It is possible that the justifications that con­sumers use during the choice process are above certain aspects, such as the trade-off between cost and benefits. In some situations, the lack of justifiability may lead the consumer to stop the choice process and abdicate the idea of buying the product (Hsee et al., 2003; Okada, 2005; Amir; Ariely, 2007).

Chernev (2001) also proposed that consum­ers evaluate common features in a manner that confirms their already established preferences. When the consumer is in a choice situation, he is more likely to justify his decision, for instance, by the preference that he already has for a particular brand. This decision behavior demonstrates that individuals try to find reasons that are consistent and acceptable both for themselves and for others. Thus, choice confidence is a positive function of the justifiability (see H1).

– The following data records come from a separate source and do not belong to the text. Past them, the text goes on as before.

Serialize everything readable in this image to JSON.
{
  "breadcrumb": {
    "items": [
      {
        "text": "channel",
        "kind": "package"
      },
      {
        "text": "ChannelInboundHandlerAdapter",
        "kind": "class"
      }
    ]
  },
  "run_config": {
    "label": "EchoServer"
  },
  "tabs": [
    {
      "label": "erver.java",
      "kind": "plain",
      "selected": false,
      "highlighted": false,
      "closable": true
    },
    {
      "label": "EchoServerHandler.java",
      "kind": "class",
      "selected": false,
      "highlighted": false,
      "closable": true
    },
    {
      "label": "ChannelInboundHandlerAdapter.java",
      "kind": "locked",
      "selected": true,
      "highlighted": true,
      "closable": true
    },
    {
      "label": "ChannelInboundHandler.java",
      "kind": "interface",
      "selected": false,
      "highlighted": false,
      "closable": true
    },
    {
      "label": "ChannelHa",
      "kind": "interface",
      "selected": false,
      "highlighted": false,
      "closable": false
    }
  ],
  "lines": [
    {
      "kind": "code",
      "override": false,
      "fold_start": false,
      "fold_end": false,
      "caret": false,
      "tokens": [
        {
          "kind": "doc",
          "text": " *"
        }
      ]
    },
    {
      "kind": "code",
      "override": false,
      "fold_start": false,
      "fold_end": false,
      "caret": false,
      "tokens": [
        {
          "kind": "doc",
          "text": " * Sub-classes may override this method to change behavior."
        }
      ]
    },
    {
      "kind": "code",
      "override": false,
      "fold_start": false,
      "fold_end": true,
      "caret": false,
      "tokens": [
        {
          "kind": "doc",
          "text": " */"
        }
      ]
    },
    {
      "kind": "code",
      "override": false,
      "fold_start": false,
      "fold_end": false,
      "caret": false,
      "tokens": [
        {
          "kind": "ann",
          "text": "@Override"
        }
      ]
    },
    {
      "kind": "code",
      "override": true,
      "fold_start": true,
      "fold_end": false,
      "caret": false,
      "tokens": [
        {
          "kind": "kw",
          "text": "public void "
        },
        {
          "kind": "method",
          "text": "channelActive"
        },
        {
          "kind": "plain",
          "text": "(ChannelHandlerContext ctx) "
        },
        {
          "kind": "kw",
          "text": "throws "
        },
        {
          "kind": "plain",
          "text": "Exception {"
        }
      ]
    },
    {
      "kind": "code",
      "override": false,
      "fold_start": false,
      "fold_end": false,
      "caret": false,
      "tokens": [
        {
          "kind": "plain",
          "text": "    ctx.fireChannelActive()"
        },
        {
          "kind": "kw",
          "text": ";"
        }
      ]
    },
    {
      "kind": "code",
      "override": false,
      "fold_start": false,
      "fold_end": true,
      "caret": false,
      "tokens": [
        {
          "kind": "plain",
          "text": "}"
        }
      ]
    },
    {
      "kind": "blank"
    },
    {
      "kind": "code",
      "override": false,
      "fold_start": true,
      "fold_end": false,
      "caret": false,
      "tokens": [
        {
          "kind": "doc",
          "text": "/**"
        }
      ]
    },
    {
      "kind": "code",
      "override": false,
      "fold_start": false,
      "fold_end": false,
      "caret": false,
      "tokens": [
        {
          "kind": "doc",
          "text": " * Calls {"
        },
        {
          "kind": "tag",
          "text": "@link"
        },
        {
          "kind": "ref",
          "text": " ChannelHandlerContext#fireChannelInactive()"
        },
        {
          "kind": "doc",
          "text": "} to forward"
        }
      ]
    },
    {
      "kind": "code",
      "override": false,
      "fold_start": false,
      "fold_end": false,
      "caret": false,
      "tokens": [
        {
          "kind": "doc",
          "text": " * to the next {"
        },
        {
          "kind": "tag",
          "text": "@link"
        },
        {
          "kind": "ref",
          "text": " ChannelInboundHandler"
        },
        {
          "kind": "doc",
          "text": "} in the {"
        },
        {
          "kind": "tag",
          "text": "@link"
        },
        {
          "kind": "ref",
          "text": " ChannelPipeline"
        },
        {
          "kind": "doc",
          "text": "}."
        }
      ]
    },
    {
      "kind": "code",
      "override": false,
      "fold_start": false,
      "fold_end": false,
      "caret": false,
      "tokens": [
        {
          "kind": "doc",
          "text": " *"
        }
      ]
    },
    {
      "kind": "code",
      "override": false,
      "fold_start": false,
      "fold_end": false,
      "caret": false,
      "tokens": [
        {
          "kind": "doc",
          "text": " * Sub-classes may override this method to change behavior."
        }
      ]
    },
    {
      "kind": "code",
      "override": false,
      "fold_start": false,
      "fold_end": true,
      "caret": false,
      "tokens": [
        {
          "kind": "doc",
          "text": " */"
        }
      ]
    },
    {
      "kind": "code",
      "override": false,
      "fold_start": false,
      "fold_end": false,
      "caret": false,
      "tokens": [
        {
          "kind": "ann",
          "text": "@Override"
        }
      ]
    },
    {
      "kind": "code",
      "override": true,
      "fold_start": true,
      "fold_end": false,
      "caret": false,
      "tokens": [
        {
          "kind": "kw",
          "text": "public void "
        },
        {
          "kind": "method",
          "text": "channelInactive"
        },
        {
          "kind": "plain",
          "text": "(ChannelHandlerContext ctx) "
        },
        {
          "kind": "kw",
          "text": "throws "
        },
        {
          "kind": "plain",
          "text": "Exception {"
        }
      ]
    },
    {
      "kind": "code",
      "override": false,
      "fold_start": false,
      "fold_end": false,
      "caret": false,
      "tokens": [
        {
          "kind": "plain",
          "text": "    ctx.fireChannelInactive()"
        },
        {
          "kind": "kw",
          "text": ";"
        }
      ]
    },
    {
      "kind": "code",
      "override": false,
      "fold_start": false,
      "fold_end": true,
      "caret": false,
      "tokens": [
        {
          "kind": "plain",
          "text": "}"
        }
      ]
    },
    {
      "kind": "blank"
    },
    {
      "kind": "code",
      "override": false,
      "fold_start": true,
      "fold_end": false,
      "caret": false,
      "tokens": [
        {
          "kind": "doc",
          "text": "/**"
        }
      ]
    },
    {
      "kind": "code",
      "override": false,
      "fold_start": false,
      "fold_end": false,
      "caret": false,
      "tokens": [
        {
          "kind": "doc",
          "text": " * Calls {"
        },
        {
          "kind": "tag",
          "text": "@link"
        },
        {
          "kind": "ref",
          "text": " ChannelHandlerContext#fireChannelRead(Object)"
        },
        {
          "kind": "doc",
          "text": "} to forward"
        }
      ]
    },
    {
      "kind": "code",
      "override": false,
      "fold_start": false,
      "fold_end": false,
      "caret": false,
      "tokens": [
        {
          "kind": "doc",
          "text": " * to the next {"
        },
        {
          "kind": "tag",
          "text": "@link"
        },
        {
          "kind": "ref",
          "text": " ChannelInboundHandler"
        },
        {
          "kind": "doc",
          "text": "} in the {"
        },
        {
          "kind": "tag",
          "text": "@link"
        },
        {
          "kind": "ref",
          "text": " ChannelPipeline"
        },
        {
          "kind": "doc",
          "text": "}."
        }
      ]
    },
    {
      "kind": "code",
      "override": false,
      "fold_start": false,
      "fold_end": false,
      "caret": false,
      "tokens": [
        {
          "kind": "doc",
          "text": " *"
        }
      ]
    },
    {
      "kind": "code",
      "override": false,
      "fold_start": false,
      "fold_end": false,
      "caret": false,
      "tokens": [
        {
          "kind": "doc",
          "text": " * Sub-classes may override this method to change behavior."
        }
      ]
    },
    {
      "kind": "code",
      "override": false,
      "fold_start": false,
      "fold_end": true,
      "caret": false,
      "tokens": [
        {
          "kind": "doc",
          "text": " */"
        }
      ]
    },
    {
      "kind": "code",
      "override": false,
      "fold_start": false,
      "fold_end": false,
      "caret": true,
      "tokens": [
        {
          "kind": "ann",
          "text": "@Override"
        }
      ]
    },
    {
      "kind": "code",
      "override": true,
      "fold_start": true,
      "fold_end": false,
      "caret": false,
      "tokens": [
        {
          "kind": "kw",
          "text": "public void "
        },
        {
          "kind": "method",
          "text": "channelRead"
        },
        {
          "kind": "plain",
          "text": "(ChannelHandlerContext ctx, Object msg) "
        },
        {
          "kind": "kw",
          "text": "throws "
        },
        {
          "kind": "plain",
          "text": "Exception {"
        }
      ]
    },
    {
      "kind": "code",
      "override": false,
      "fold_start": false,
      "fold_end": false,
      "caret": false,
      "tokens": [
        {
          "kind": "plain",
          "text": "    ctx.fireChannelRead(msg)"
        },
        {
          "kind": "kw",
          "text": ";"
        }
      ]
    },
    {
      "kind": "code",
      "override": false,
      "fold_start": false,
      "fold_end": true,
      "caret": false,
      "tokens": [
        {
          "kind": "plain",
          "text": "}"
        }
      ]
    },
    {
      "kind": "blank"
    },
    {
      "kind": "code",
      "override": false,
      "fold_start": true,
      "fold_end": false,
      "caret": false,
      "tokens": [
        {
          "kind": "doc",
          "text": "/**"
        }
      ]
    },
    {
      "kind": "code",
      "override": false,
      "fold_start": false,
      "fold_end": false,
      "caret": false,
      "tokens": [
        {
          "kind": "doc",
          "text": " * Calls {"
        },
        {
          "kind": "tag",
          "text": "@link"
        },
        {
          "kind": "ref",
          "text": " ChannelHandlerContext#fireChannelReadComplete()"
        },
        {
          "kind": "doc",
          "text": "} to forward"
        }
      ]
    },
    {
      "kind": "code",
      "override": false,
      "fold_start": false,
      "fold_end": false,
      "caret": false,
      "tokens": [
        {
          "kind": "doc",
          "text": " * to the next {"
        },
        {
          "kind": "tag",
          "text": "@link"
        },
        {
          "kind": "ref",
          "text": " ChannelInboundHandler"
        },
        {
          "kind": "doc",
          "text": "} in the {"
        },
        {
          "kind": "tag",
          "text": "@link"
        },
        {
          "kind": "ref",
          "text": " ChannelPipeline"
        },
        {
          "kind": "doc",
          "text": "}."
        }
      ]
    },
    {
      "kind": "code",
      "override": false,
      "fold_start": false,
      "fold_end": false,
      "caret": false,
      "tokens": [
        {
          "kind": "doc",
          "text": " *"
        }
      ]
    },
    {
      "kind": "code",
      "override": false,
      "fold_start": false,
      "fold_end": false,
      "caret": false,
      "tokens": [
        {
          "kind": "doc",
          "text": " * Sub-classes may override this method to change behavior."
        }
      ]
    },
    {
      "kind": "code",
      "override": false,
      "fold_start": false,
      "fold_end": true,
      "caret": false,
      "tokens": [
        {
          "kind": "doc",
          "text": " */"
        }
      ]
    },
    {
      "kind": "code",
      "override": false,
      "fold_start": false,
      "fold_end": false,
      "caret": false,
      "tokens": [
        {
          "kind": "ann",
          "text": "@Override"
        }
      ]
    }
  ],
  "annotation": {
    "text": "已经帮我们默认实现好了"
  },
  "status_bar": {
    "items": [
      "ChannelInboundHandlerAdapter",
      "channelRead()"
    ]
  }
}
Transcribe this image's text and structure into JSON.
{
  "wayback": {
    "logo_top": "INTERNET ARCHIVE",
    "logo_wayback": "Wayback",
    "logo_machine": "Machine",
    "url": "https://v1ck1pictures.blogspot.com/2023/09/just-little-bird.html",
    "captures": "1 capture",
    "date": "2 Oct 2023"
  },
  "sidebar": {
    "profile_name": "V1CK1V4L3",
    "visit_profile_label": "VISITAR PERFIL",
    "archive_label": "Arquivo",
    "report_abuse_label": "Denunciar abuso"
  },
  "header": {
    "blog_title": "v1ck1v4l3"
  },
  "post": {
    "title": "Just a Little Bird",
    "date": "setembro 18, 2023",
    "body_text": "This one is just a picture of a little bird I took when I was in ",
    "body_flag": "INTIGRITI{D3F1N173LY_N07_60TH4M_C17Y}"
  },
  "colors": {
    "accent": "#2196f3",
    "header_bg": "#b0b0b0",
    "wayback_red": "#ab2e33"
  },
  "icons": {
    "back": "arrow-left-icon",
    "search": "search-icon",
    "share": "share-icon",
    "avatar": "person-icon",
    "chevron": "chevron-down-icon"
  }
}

Murray and Haubl (2007) analysed this be­havior and demonstrated that consumers tend to keep a product or a brand to try to avoid switch and search costs for a possible better alternative. In addition, as consumers already know the cur­rent product they have been using, it is easier to justify their decision when they keep this product. The upgrade decision may be more difficult to justify if the consumer is not innovative in this product category.

In addition, the comparison within the options is more difficult to be evaluated if there are a lot of different alternatives or if the differences among the options are not easy to be distinguished by the consumer (Thompson; Hamilton; Rust, 2005). In the case of technological products, it is possible that consumers will have more difficulty to compare the options, because the new features may be difficult to use. Thus, if the consumer is able to justify the decision and explain why he is buying these new features, he will probably be more innovative. This prediction is summarized in the following hypothesis:

H6: The innovativeness in a product category is a positive function of the justifiability.

Concerning the prevention-focused goals, Her - zenstein, Posavac and Brakus (2007) demonstrated that prevention-focused consumers are less likely to adopt a new product. This effect is due to the way these consumers deal with the prevention goals (evaluation costs and anticipated regret). These consumers are more worried about possible negative outcomes and try to protect themselves. The result is that they abdicate adopting a prod­
uct or decide to adopt it later in a social system. Therefore, if the consumer is not able to achieve the prevention goals, he will be less likely to adopt an innovation.

The prevention goal related to anticipate re­gret predicts that consumers feel they are being evaluated by others all the time (Bettman; Luce; Payne, 1998; Heitmann; Lehmann; Herrmann, 2007). If we analyse this goal in an innovation adoption decision, this prediction may be even more evident. Innovative consumers are opinion leaders (Gatignon, Robertson, 1991; Foxall, 1994; Rogers, 2003) and they feel required to show they are able to make good choices based on cognitive aspects.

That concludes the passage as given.